September 11, 2020

TIFF DAY 1: Chilling at Home With Werner Herzog and Some Meteors

It’s that time of year again—but what a different year. The Toronto International Film Festival, COVIDVERSE edition, has begun.

The show must go on, though with a slate one-fifth of the usual size.

There are distanced and drive-in screenings, but we are forgoing those entirely in favor of digital screenings. For $19 - $26 a pop, viewers in Canada who grabbed tickets in time can watch on digital devices. Options include Chromecast, so we’ll be hunkering down in front of our home theater setup for a total of 39 films. No TIFF unfolds without technical problems, but this time an entire new set of them awaits!

Many rights holders are sitting on completed films hoping to launch them when normalcy returns to film exhibition. TIFF 2020 titles skew less toward the offbeat genre items that make up my typical must-see list and more to documentary, Canadian and generally serious fare. I did snap up tickets for the three Midnight Madness titles.

Normally we see 45 films each.
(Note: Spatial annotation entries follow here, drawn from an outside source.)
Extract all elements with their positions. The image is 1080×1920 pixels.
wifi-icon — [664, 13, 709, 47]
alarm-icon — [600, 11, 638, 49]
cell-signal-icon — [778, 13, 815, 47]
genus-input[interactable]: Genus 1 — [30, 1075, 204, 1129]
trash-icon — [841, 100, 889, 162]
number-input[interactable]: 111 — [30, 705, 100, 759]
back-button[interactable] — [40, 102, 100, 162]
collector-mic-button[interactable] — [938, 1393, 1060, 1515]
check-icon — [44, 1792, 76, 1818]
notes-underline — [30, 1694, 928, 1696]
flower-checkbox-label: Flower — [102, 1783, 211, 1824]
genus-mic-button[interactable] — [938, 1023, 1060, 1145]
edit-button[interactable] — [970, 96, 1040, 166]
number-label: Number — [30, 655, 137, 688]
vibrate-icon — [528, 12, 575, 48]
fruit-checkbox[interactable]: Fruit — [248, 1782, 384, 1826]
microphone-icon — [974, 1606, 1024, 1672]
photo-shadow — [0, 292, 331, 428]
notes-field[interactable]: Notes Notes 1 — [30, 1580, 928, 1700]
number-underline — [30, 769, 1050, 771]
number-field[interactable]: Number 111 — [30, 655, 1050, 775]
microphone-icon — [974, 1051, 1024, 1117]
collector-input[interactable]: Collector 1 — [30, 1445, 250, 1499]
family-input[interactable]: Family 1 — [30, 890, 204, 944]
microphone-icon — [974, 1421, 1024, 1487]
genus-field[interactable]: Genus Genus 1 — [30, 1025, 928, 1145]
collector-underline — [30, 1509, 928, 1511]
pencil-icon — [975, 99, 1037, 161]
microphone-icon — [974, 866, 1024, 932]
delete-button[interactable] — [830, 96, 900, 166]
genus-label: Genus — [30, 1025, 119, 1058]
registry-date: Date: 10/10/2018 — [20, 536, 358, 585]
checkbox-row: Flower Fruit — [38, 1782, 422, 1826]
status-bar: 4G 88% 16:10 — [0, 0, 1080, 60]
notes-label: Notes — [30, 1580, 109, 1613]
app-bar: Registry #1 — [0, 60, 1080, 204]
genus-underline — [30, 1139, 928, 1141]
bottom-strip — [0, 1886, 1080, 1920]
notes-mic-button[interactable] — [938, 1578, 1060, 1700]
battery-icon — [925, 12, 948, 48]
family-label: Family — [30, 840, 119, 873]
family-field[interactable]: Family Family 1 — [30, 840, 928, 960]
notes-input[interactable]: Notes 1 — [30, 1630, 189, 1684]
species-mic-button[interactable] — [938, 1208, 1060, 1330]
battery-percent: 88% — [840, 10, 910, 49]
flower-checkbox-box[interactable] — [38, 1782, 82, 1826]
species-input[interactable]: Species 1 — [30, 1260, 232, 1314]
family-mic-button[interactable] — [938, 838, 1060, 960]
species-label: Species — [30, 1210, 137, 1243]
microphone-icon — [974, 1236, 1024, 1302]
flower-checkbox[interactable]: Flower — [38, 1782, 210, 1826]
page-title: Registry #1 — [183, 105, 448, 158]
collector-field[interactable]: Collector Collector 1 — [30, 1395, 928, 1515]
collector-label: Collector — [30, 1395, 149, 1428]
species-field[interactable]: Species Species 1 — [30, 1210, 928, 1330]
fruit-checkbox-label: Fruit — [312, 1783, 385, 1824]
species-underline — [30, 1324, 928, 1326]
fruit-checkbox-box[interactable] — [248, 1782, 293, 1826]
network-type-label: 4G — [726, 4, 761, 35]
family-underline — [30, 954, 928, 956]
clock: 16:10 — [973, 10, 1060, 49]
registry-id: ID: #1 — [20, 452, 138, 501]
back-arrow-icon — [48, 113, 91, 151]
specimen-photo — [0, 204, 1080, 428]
We’ll be filling in the gaps with titles already on streaming services. Most years there’s a documentary about film near the start of the fest, so I’ve found one of those. We usually strive to stack up fun, poppier choices on the last Sunday, so I’ve picked out a substitute slate to replicate that. To not be weird, I’ll be putting capsule reviews of those flicks in our weekly Ken and Robin Consume Media feature, not here.

Pandemic Festival tosses our finely-tuned logistical routines, honed over 34 years, out the window. I’m sure you’re all anxious to hear about the profound changes this wreaks on our snack game.   

I’ve drawn up a specific schedule of screening times to keep us on track, with break times marked. Finally we can pause TIFF films for brief naps. We’ll be making a point to go out and speed-walk around the block to mimic the salutary effects of dashing between venues.

And as for the dudes loudly voicing wrong movie opinions while we’re packed, sardine-style, in line-ups at the Lightbox or Scotiabank, well, we’ll just have to imagine what they had to say about opening night:

Fireball: Visitors from Darker Worlds [US, Werner Herzog & Clive Oppenheimer, 4] Documentary explores the science and mythology of meteor, from Chicxulub to ʻOumuamua. The intersection between scientific discovery and religious awe, central to all of Herzog’s gorgeous, delightful nature docs, rises from subtext to text through the intercession of traditional elders, joyful researchers, and the Jesuit scholar of the Vatican’s heaven stone collection.

Enemies of the State [US, Sonia Kennebeck, 4] Documentary pulls apart a labyrinth of contradictory evidence around Matthew DeHart, an Indiana man who was framed for child pornography by the FBI as part of a Wikleaks espionage case, or created a story of secret files to shield himself either cooked up a Wikileaks-related espionage smokescreen to mask his sex crimes. Invites the viewer to join a filmmaking team as it goes ever deeper down a rabbit hole.



Capsule review boilerplate: Ratings are out of 5. I’ll be collecting these reviews in order of preference in a master post the Monday after the fest. Films shown on the festival circuit will appear in theaters, disc and/or streaming over the next year plus.